Thursday, October 17, 2024

Album Challenge - 1970 pt. 1 - Deja Vu

I'm back to that Album Challenge and on to 1970. Deja Vu by Crosby, Stills, Nash & Young is the album I'm starting off with and that was after some thought because there are so many albums from 1970 that have influenced my taste in music but this one was important to me because of that time and place. This album was my taste in music and I played it constantly in the barracks after getting the cassette from the Navy Exchange store on the Great Lakes Naval Base and then got to see them perform in Chicago that summer.

I had seen all of these guys several times over the years in various bands... Buffalo Springfield and the Byrds in 1968 and Crosby, Stills & Nash in 1969. So I knew these musicians and this new album was amazing. I loved these songs that covered the full range of music and songwriting of all four band members. They were all playing such great music during that time period. I had the 1969 album Crosby, Stills & Nash and the Neil Young album Everybody Knows This Is Nowhere which I previously wrote about for this Album Challenge. I could just as easily write about Neil Young's 1970 album After The Gold Rush which was also one of my favorite albums of that year.

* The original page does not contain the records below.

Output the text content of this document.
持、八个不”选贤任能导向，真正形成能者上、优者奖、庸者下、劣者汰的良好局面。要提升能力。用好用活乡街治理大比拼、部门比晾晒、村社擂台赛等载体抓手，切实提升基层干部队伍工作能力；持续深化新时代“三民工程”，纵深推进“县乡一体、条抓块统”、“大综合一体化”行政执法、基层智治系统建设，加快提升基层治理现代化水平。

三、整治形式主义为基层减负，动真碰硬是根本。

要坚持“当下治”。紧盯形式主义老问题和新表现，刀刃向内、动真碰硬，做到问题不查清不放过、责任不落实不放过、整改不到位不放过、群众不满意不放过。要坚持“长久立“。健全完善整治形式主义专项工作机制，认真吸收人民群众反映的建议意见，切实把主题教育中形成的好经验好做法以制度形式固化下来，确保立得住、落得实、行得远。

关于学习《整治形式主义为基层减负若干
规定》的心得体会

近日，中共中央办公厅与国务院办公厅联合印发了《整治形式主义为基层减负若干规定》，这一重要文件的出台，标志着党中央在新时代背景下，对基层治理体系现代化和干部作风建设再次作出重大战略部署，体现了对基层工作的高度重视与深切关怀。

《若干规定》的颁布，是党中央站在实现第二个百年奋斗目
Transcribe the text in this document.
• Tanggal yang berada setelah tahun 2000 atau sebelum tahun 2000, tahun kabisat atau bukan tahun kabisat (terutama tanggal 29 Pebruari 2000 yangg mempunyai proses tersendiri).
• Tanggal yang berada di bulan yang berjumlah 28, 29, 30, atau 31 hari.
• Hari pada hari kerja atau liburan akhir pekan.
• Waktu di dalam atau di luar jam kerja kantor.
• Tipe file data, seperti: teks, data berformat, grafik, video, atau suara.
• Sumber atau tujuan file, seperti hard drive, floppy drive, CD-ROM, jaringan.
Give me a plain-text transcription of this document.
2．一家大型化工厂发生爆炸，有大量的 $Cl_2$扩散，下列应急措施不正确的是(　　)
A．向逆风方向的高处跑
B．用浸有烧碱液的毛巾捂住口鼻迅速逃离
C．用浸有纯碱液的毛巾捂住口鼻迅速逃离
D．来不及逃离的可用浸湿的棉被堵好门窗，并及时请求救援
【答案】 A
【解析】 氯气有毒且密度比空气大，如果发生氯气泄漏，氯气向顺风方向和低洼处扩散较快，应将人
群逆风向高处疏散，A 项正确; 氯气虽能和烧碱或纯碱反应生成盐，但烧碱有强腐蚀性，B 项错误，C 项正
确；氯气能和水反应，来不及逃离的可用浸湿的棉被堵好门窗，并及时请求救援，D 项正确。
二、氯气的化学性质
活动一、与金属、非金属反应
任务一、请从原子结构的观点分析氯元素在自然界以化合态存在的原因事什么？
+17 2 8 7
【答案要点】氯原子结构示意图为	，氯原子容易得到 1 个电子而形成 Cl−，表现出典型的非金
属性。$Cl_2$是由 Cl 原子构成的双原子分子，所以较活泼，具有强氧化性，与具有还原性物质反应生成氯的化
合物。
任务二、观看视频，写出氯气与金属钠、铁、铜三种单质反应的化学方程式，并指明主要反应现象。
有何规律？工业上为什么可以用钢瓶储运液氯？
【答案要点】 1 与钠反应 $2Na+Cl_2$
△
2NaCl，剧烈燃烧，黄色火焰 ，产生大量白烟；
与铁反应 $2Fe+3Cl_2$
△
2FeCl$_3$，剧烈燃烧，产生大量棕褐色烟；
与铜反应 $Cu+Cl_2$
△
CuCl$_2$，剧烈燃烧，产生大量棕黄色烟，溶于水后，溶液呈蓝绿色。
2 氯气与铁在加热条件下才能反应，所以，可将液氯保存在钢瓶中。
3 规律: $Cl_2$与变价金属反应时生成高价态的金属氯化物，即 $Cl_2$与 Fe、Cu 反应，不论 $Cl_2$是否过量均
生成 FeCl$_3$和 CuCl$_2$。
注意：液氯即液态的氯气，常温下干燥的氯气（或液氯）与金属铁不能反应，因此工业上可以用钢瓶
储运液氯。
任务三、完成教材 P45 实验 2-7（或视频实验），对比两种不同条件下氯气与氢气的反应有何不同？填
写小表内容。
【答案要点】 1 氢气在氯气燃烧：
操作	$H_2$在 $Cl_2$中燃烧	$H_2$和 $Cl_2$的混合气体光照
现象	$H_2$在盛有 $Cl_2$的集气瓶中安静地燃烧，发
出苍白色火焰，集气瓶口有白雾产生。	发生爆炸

1970 was an important year in music for me but I was not buying albums at the furious pace I had been over the previous couple of years. I was preparing to go to sea. I would not buy very many albums until towards the end of 1973. At that point I would start to catch up with getting albums in my collection that were released between 1970 and 1973. It would take a few years to get all that I wanted from that period. However, this is one of the albums I got in 1970 and loved.
In 1971 they would release their live album 4 Way Street. The show I saw that summer was one of the ones that were used for the recording. I would see them again in early 1974 at the Academy of Music in Philly. It was a strange show and felt like a bunch of solo acts taking turns to do their songs.

Yesterday I listened to this album on the turntable and today I played the CD. They both sounded great and I don't think I've listened to this album start to finish in a long time. I have used all of these songs on mixes over the years.

This was also one of the few albums that I had in cassette, vinyl and CD. I never did have an 8-track player. Later on I did get the CSNY box set.